İŞÇİ EYLEMLERİ İLE DAYANIŞMAYA
Türkiye gençliği bugün, eğitimdeki sorunlardan gelecek ve iş kaygısına, sınırlanan hak ve özgürlüklerden ekonomik problemlere kadar çeşitli sorunlar ile boğuşuyor. Üniversite gençliği tek adam yönetiminin üniversitelere yönelik saldırılarından mustarip. Hem üniversitelerdeki anti demokratik uygulamalar hem onların sonucu olarak ortaya çıkan niteliksiz eğitim de üniversitelilerin tepkisini çekiyor. Lise gençliği ise parasız, bilimsel bir eğitim alamadığı için hoşnutsuz. Genç işçiler, tepesinde sürekli işsizlik sopasını sallayan patronların belirlediği ücretleri, temel geçim kalemlerine gelen zamlara karşı korumaya çalışıyor. Tek adam yönetiminin politikaları, düzeyleri değişmekle beraber Türkiye’de her kesimden gençlerin tepkilerini doğuruyor. Tekrar etmek pahasına ifade edelim: Türkiye gençliği tüm bu sorunların giderilmesi adına mücadele etmek durumunda. Türkiye’nin çeşitli illerindeki işçi eylemleri ile dayanışmak, kendi hak mücadelesini orayla bir görerek hareket etmek, her kazanımı kendi hanesine yazarken deneyimlerden de dersler çıkarmak bugünün ihtiyaçları arasındadır.

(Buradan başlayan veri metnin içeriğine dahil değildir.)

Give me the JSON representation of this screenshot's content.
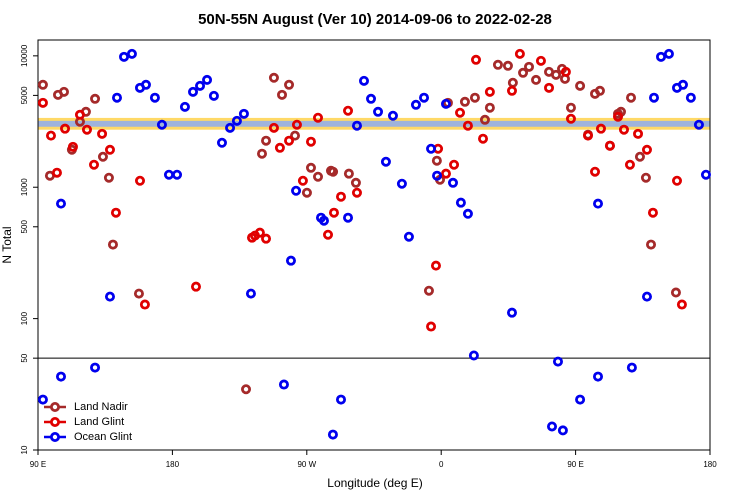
{
  "chart_data": {
    "type": "scatter",
    "title": "50N-55N August (Ver 10)   2014-09-06 to 2022-02-28",
    "x_label": "Longitude (deg E)",
    "y_label": "N Total",
    "xlim": [
      -270,
      180
    ],
    "xticks": [
      {
        "value": -270,
        "label": "90 E"
      },
      {
        "value": -180,
        "label": "180"
      },
      {
        "value": -90,
        "label": "90 W"
      },
      0,
      {
        "value": 90,
        "label": "90 E"
      },
      {
        "value": 180,
        "label": "180"
      }
    ],
    "ylim": [
      10,
      13200
    ],
    "yticks": [
      10,
      50,
      100,
      500,
      1000,
      5000,
      10000
    ],
    "log_y": true,
    "hline": 50,
    "band": {
      "low": 2740,
      "high": 3370,
      "colors": [
        "#ffd966",
        "#9fb3dc"
      ]
    },
    "legend": "lower left",
    "series": [
      {
        "name": "Land Nadir",
        "color": "#a52a2a",
        "x": [
          -266.7,
          -262,
          -256.6,
          -252.6,
          -247.3,
          -241.9,
          -237.9,
          -231.8,
          -226.5,
          -222.5,
          -219.8,
          -202.4,
          -130.7,
          -120,
          -117.3,
          -112,
          -106.6,
          -101.9,
          -97.9,
          -89.9,
          -87.2,
          -82.5,
          -73.8,
          -72.4,
          -61.8,
          -57.1,
          -8.2,
          -2.9,
          -0.8,
          4.5,
          15.9,
          22.6,
          29.3,
          32.6,
          38,
          44.7,
          48,
          54.8,
          58.8,
          63.5,
          72.2,
          76.9,
          80.9,
          82.9,
          86.9,
          93,
          98.3,
          103,
          106.3,
          113,
          118.4,
          120.4,
          127.1,
          133.1,
          137.1,
          140.5,
          157.2
        ],
        "values": [
          6020,
          1224,
          5050,
          5320,
          1928,
          3150,
          3750,
          4710,
          1706,
          1181,
          366,
          155,
          29,
          1800,
          2260,
          6810,
          5050,
          6020,
          2470,
          908,
          1406,
          1202,
          1334,
          1312,
          1268,
          1081,
          163,
          1592,
          1140,
          4390,
          4470,
          4800,
          3260,
          4030,
          8550,
          8400,
          6240,
          7430,
          8250,
          6560,
          7550,
          7170,
          7960,
          6680,
          4030,
          5910,
          2510,
          5140,
          5420,
          2070,
          3620,
          3750,
          4800,
          1706,
          1181,
          366,
          158
        ]
      },
      {
        "name": "Land Glint",
        "color": "#e00000",
        "x": [
          -266.7,
          -261.3,
          -257.3,
          -251.9,
          -246.6,
          -241.9,
          -237.2,
          -232.5,
          -227.1,
          -221.8,
          -217.8,
          -201.7,
          -198.4,
          -164.2,
          -126.7,
          -124.7,
          -121.4,
          -117.3,
          -112,
          -108,
          -101.9,
          -96.6,
          -92.6,
          -87.2,
          -82.5,
          -75.8,
          -71.8,
          -67.1,
          -62.4,
          -56.4,
          -6.8,
          -3.5,
          -2.1,
          3.2,
          8.6,
          12.6,
          17.9,
          23.3,
          28,
          32.6,
          47.4,
          52.7,
          66.8,
          72.2,
          83.5,
          86.9,
          98.3,
          103,
          107,
          113,
          118.4,
          122.4,
          126.4,
          131.8,
          137.8,
          141.8,
          157.9,
          161.2
        ],
        "values": [
          4390,
          2470,
          1290,
          2790,
          2030,
          3560,
          2740,
          1483,
          2550,
          1928,
          640,
          1120,
          128,
          175,
          413,
          428,
          451,
          406,
          2830,
          1996,
          2260,
          2990,
          1120,
          2220,
          3380,
          435,
          640,
          847,
          3820,
          908,
          87,
          253,
          1963,
          1268,
          1483,
          3690,
          2940,
          9330,
          2340,
          5320,
          5420,
          10350,
          9160,
          5710,
          7550,
          3320,
          2470,
          1312,
          2790,
          2070,
          3440,
          2740,
          1483,
          2550,
          1928,
          640,
          1120,
          128
        ]
      },
      {
        "name": "Ocean Glint",
        "color": "#0000ee",
        "x": [
          -266.7,
          -254.6,
          -254.6,
          -231.8,
          -221.8,
          -217.1,
          -212.4,
          -207.1,
          -201.7,
          -197.7,
          -191.7,
          -187,
          -182.3,
          -176.9,
          -171.6,
          -166.2,
          -161.5,
          -156.8,
          -152.2,
          -146.8,
          -141.4,
          -136.8,
          -132.1,
          -127.4,
          -105.3,
          -100.6,
          -97.2,
          -80.5,
          -78.5,
          -67.1,
          -72.5,
          -62.4,
          -56.4,
          -51.7,
          -47,
          -42.3,
          -32.3,
          -37,
          -26.3,
          -21.6,
          -16.9,
          -11.5,
          -6.8,
          -2.8,
          3.2,
          7.9,
          13.2,
          17.9,
          21.9,
          47.4,
          78.2,
          74.2,
          81.5,
          93,
          105,
          105,
          127.7,
          137.8,
          142.5,
          147.2,
          152.5,
          157.9,
          161.9,
          167.2,
          172.6,
          177.3
        ],
        "values": [
          24.2,
          750,
          36.2,
          42.4,
          147,
          4800,
          9830,
          10350,
          5710,
          6020,
          4800,
          2990,
          1245,
          1245,
          4090,
          5320,
          5910,
          6560,
          4960,
          2180,
          2830,
          3200,
          3620,
          155,
          31.5,
          276,
          940,
          586,
          556,
          24.2,
          13.1,
          586,
          2940,
          6450,
          4710,
          3750,
          3500,
          1563,
          1063,
          420,
          4240,
          4800,
          1963,
          1224,
          4310,
          1081,
          763,
          628,
          52.4,
          111,
          47.1,
          15.1,
          14.1,
          24.2,
          36.2,
          750,
          42.4,
          147,
          4800,
          9830,
          10350,
          5710,
          6020,
          4800,
          2990,
          1245
        ]
      }
    ]
  }
}
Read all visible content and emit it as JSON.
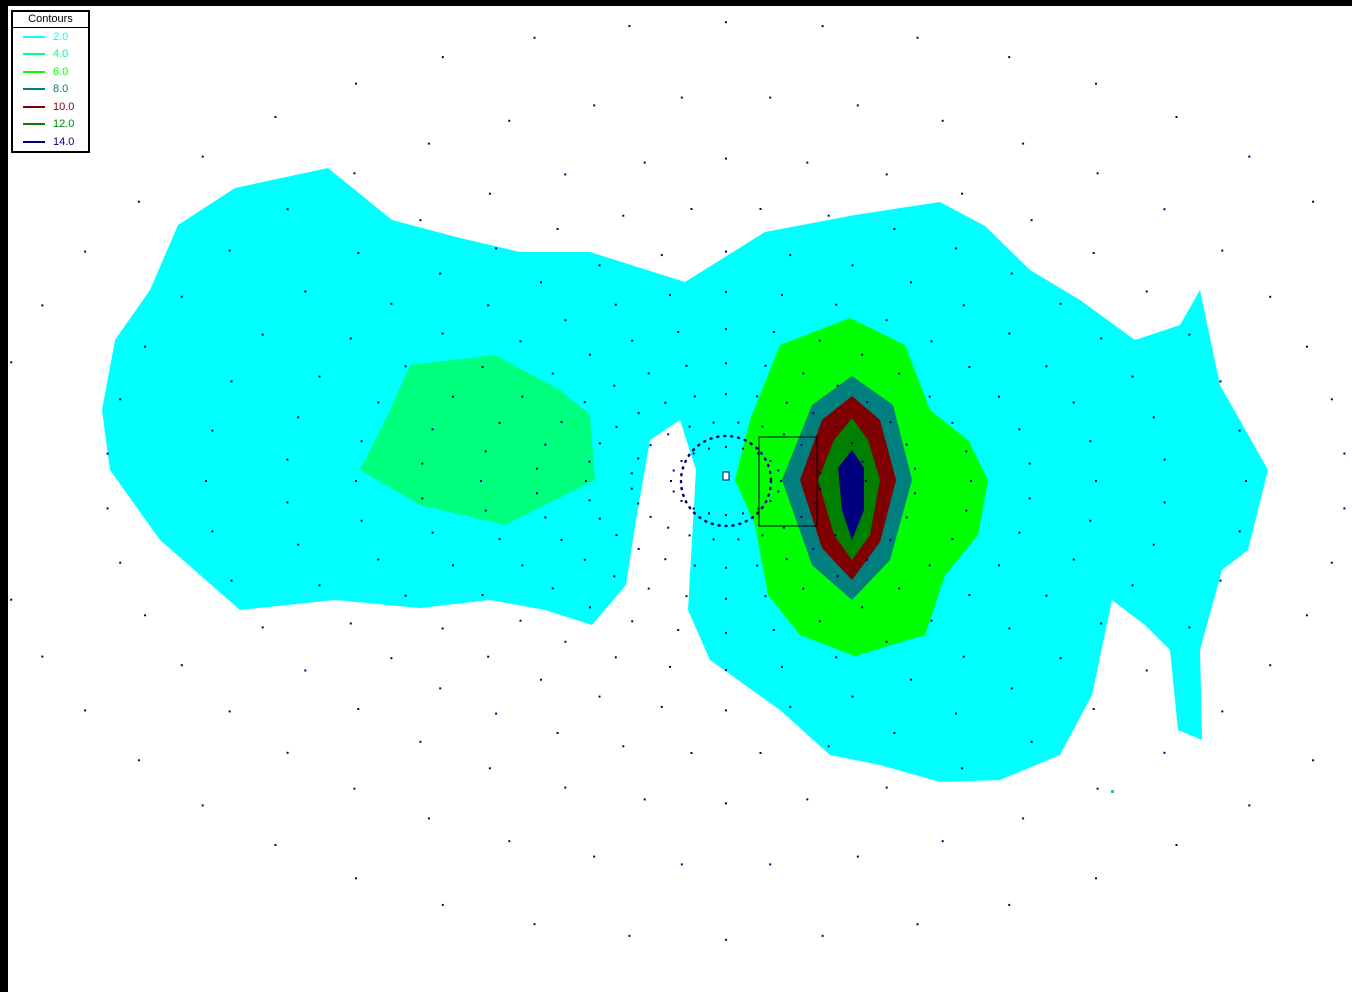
{
  "chart_data": {
    "type": "contour",
    "legend": {
      "title": "Contours",
      "placement": "top-left",
      "entries": [
        {
          "label": "2.0",
          "color": "#00ffff"
        },
        {
          "label": "4.0",
          "color": "#00ff7f"
        },
        {
          "label": "6.0",
          "color": "#00ff00"
        },
        {
          "label": "8.0",
          "color": "#007f7f"
        },
        {
          "label": "10.0",
          "color": "#7f0000"
        },
        {
          "label": "12.0",
          "color": "#007f00"
        },
        {
          "label": "14.0",
          "color": "#00007f"
        }
      ]
    },
    "levels": [
      2.0,
      4.0,
      6.0,
      8.0,
      10.0,
      12.0,
      14.0
    ],
    "peak_region": "right",
    "secondary_region": "left",
    "grid_points": "radial"
  }
}
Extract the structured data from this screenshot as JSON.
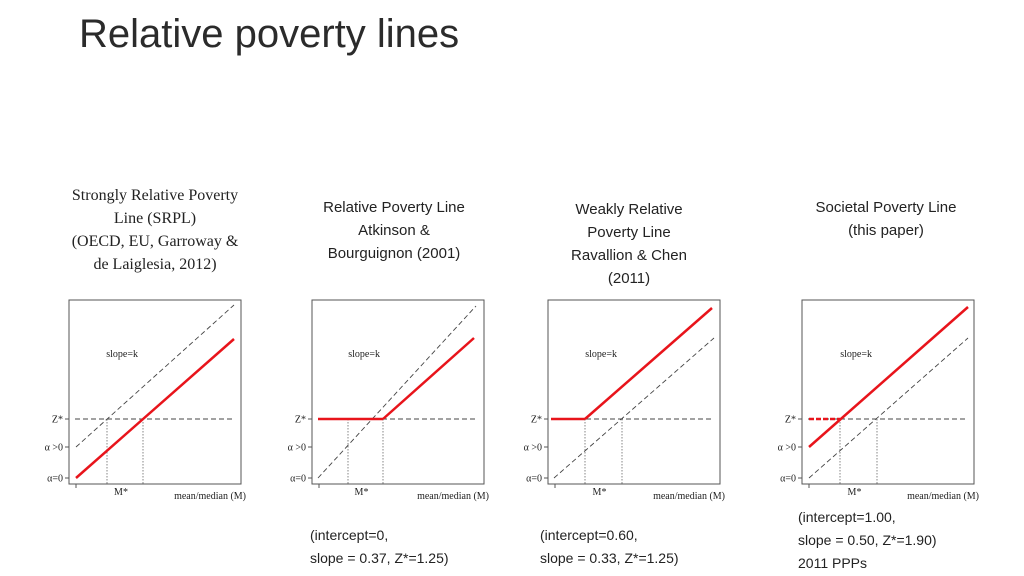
{
  "title": "Relative poverty lines",
  "panels": [
    {
      "caption": [
        "Strongly Relative Poverty",
        "Line (SRPL)",
        "(OECD, EU, Garroway &",
        "de Laiglesia, 2012)"
      ],
      "note": []
    },
    {
      "caption": [
        "Relative Poverty Line",
        "Atkinson &",
        "Bourguignon (2001)"
      ],
      "note": [
        "(intercept=0,",
        "slope = 0.37, Z*=1.25)"
      ]
    },
    {
      "caption": [
        "Weakly Relative",
        "Poverty Line",
        "Ravallion & Chen",
        "(2011)"
      ],
      "note": [
        "(intercept=0.60,",
        "slope = 0.33, Z*=1.25)"
      ]
    },
    {
      "caption": [
        "Societal Poverty Line",
        "(this paper)"
      ],
      "note": [
        "(intercept=1.00,",
        "slope = 0.50, Z*=1.90)",
        "2011 PPPs"
      ]
    }
  ],
  "axis": {
    "z": "Z*",
    "a_pos": "α >0",
    "a_zero": "α=0",
    "m": "M*",
    "xlabel": "mean/median (M)",
    "slope": "slope=k"
  },
  "colors": {
    "red": "#e8141b",
    "dash": "#444444"
  }
}
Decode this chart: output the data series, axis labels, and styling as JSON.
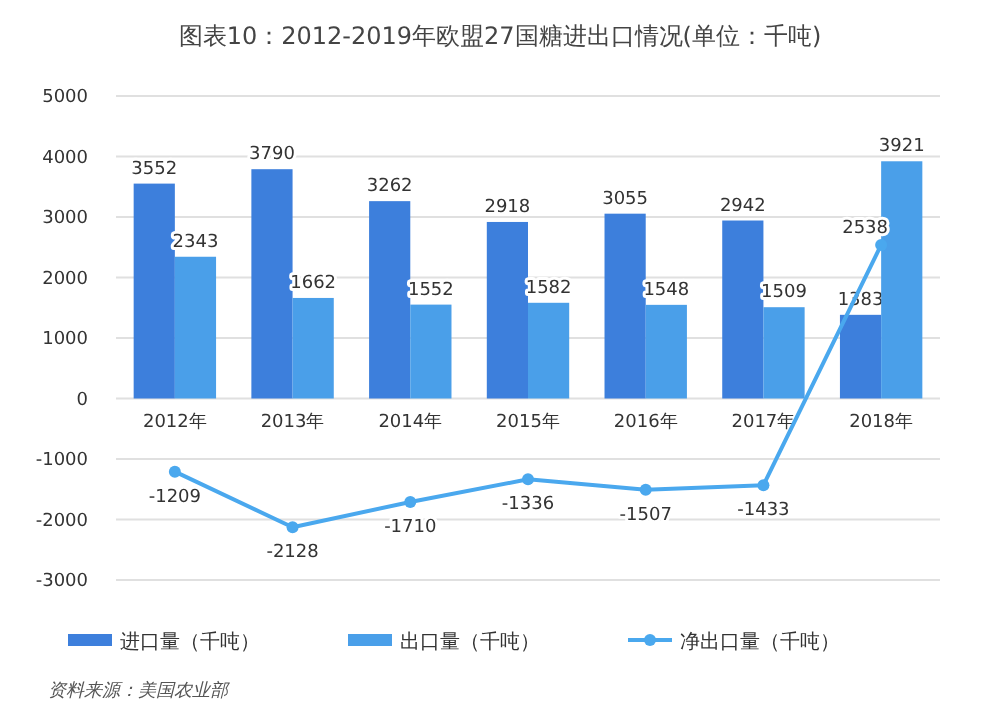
{
  "chart_data": {
    "type": "bar",
    "title": "图表10：2012-2019年欧盟27国糖进出口情况(单位：千吨)",
    "categories": [
      "2012年",
      "2013年",
      "2014年",
      "2015年",
      "2016年",
      "2017年",
      "2018年"
    ],
    "series": [
      {
        "name": "进口量（千吨）",
        "color": "#3d7fdc",
        "values": [
          3552,
          3790,
          3262,
          2918,
          3055,
          2942,
          1383
        ]
      },
      {
        "name": "出口量（千吨）",
        "color": "#4a9fe9",
        "values": [
          2343,
          1662,
          1552,
          1582,
          1548,
          1509,
          3921
        ]
      },
      {
        "name": "净出口量（千吨）",
        "type": "line",
        "color": "#4aa8ee",
        "marker": "circle",
        "values": [
          -1209,
          -2128,
          -1710,
          -1336,
          -1507,
          -1433,
          2538
        ]
      }
    ],
    "ylim": [
      -3000,
      5000
    ],
    "yticks": [
      -3000,
      -2000,
      -1000,
      0,
      1000,
      2000,
      3000,
      4000,
      5000
    ],
    "grid": "y",
    "legend": "bottom",
    "data_labels": true,
    "annotations": [
      "资料来源：美国农业部"
    ]
  }
}
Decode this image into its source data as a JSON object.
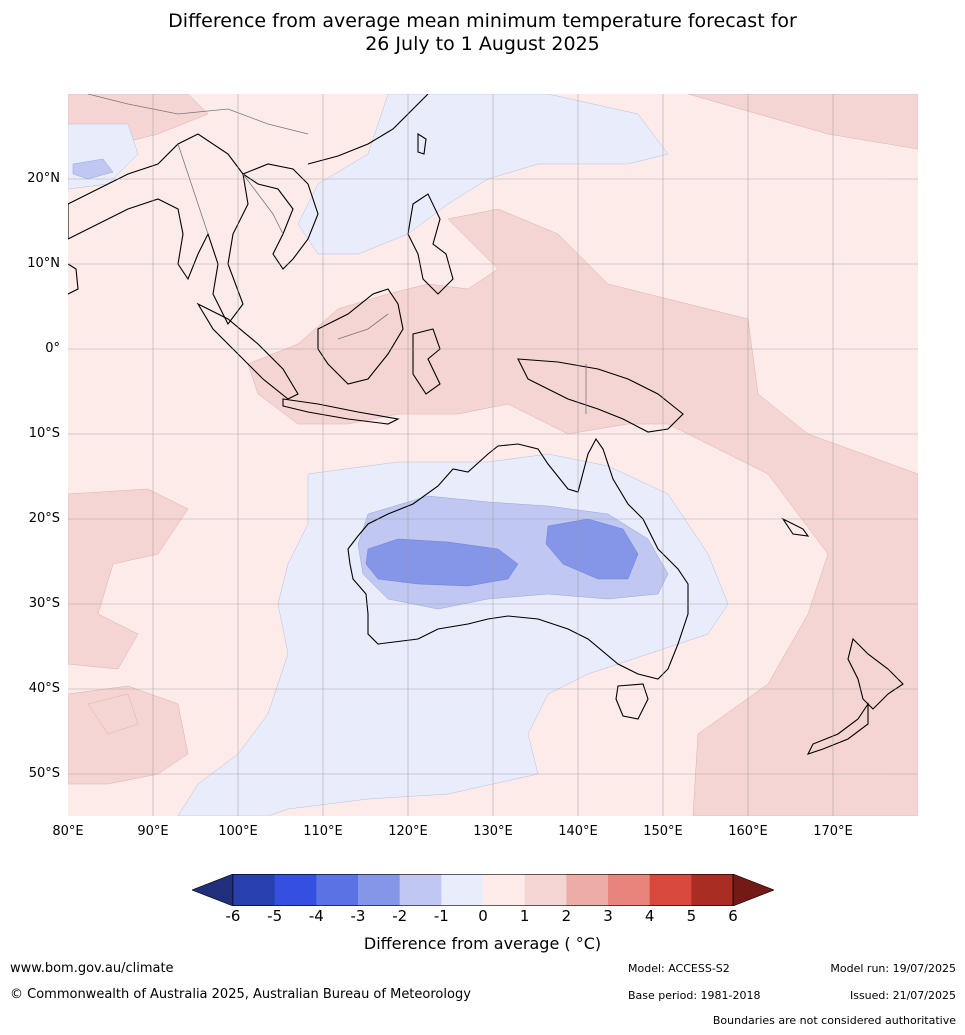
{
  "title": {
    "line1": "Difference from average mean minimum temperature forecast for",
    "line2": "26 July to 1 August 2025"
  },
  "map": {
    "lat_labels": [
      "20°N",
      "10°N",
      "0°",
      "10°S",
      "20°S",
      "30°S",
      "40°S",
      "50°S"
    ],
    "lon_labels": [
      "80°E",
      "90°E",
      "100°E",
      "110°E",
      "120°E",
      "130°E",
      "140°E",
      "150°E",
      "160°E",
      "170°E"
    ],
    "colors": {
      "ocean_base": "#fcebe9",
      "warm_1_2": "#f5d5d3",
      "cool_0_1": "#e9ecfb",
      "cool_1_2": "#c0c8f2",
      "cool_2_3": "#8596e8",
      "coast": "#000000",
      "border": "#777777",
      "grid": "#999999"
    }
  },
  "colorbar": {
    "ticks": [
      "-6",
      "-5",
      "-4",
      "-3",
      "-2",
      "-1",
      "0",
      "1",
      "2",
      "3",
      "4",
      "5",
      "6"
    ],
    "colors": [
      "#1f2f7c",
      "#283fae",
      "#3550e0",
      "#5a72e4",
      "#8596e8",
      "#c0c8f2",
      "#e9ecfb",
      "#fcebe9",
      "#f5d5d3",
      "#edaca6",
      "#e8847b",
      "#d9483c",
      "#a92d22",
      "#741a16"
    ],
    "label": "Difference from average ( °C)"
  },
  "footer": {
    "website": "www.bom.gov.au/climate",
    "copyright": "© Commonwealth of Australia 2025, Australian Bureau of Meteorology",
    "model": "Model: ACCESS-S2",
    "base_period": "Base period: 1981-2018",
    "model_run": "Model run: 19/07/2025",
    "issued": "Issued: 21/07/2025",
    "disclaimer": "Boundaries are not considered authoritative"
  }
}
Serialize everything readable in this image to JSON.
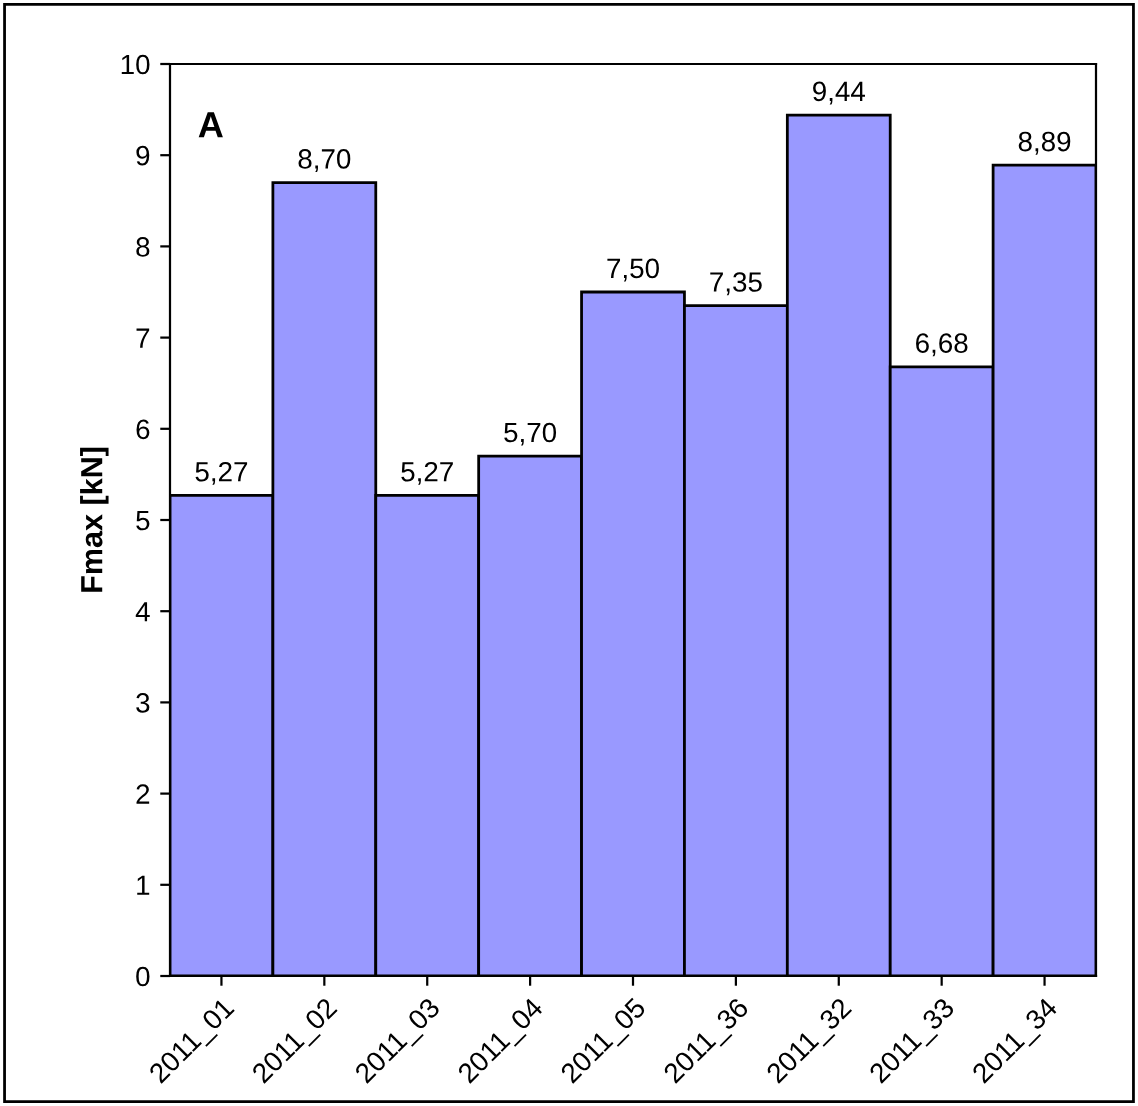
{
  "chart_data": {
    "type": "bar",
    "ylabel": "Fmax [kN]",
    "annotations": [
      "A"
    ],
    "categories": [
      "2011_01",
      "2011_02",
      "2011_03",
      "2011_04",
      "2011_05",
      "2011_36",
      "2011_32",
      "2011_33",
      "2011_34"
    ],
    "values": [
      5.27,
      8.7,
      5.27,
      5.7,
      7.5,
      7.35,
      9.44,
      6.68,
      8.89
    ],
    "value_labels": [
      "5,27",
      "8,70",
      "5,27",
      "5,70",
      "7,50",
      "7,35",
      "9,44",
      "6,68",
      "8,89"
    ],
    "color": "#9999ff",
    "ylim": [
      0,
      10
    ],
    "yticks": [
      0,
      1,
      2,
      3,
      4,
      5,
      6,
      7,
      8,
      9,
      10
    ],
    "grid": false
  }
}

BİRLEŞİK VE ÖRGÜTLÜ MÜCADELE KAZANDIRACAK
Bu sayıdaki rotamızı Ali İhsan Gezer’in yeni çıkan Uygunsuz Adım kitabından bir alıntı ile sonlandıralım. “Bak yoldaş. Ben yaklaşık beş altı aydır seni izliyorum. Bir ordu mensubu olarak fazla iyisin. Bunu gördüm. Ancak örgütsüz, amaçsız ve bireysel davranıyorsun. Bu duruma son vermek gerekiyor. Bundan sonra daha bilinçli, programlı bir çalışma içine girmelisin.” Bu sade ifadeleri bir devrimci olan Mustafa Hoca, kitabın ana karakteri, bu konuşmadan sonra örgütlü mücadele içine atılacak Astsubay Ali’ye söylüyor. Mustafa Hocanın bu konuşmadaki vurgusu toplumda bir şeylerin değişmesini, haksızlıkların son bulmasını isteyen Ali’nin örgütlü bir mücadele vermesi gerektiğine yönelik. Aslında bu vurgu gerçek bir öykü olan bu kitabın her satırında var. Hak gasplarının her alanda arttığı, özgürlüklerin kısıtlandığı ama bu durumu bilmenin, haklı olmanın beş para etmediği, mücadele etmek dışında kesin kalıcı bir sonucun kalmadığı bir dönemde bu kitabın okuyucular için hazır olması ise bizler adına oldukça hoş bir tesadüf. Okumayanlar için kitabı tavsiye ederken birleşik örgütlü bir mücadelenin taleplerimizi kazandıracağını tekrar hatırlatıyoruz.